The building contains 285 parking spaces. Above these, there will be four event decks, connected by bridges. Their total area is approximately 1,900 square meters. Lodewijk Hoekstra will design these spaces. The ground floor also contains space for shops, restaurants, healthcare facilities, and offices. Like the building next door, De Vier Werelden, De Rokade will use geothermal energy.

===The Gardens===
The Party Garden is the first of four event decks. A large chessboard will be placed in the center of the deck, a reference to the complex's name. The garden also offers space for celebrations, such as neighborhood parties or street fairs.

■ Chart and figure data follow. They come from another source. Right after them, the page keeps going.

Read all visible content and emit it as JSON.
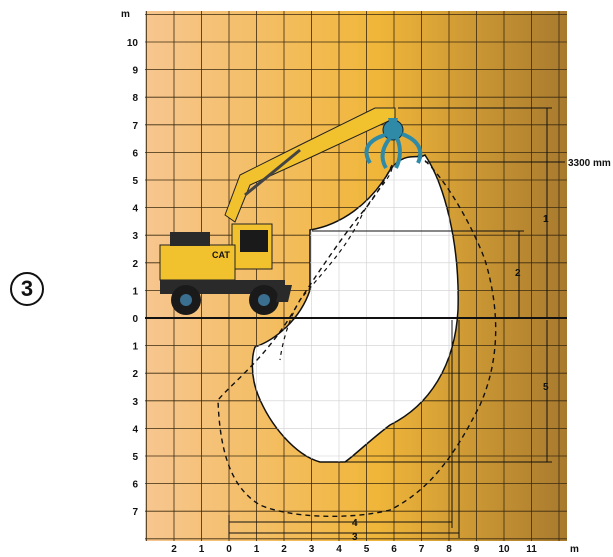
{
  "figure_number": "3",
  "y_axis_unit": "m",
  "x_axis_unit": "m",
  "y_ticks_above": [
    "10",
    "9",
    "8",
    "7",
    "6",
    "5",
    "4",
    "3",
    "2",
    "1"
  ],
  "y_zero": "0",
  "y_ticks_below": [
    "1",
    "2",
    "3",
    "4",
    "5",
    "6",
    "7"
  ],
  "x_ticks": [
    "2",
    "1",
    "0",
    "1",
    "2",
    "3",
    "4",
    "5",
    "6",
    "7",
    "8",
    "9",
    "10",
    "11"
  ],
  "annotation": "3300 mm",
  "dimension_labels": {
    "d1": "1",
    "d2": "2",
    "d3": "3",
    "d4": "4",
    "d5": "5"
  },
  "machine": {
    "brand": "CAT",
    "body_color": "#f2c12e",
    "attachment": "orange-peel grapple",
    "attachment_color": "#2e8aa6"
  },
  "colors": {
    "gradient_left": "#f7c690",
    "gradient_mid": "#f0b63a",
    "gradient_right": "#a87a2e",
    "grid_line": "#3a2a10",
    "reach_area": "#ffffff"
  }
}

The garden also features leafy walkways, plane trees, and benches.

This is the second garden. This garden borders the main entrance and includes a water feature that covers almost the entire area. This water feature will be illuminated at night. Trees in containers will surround the water.

This is the third garden. This garden is entirely planted with a variety of plants. The garden has organic lines and is planted with, among other things, yew and grass, to ensure vegetation even in winter.

This is the fourth and final garden. The deck is completely covered with grass and, using small elevations, depicts the waves created by a droplet in water. There are no benches, lights, or plants on the deck.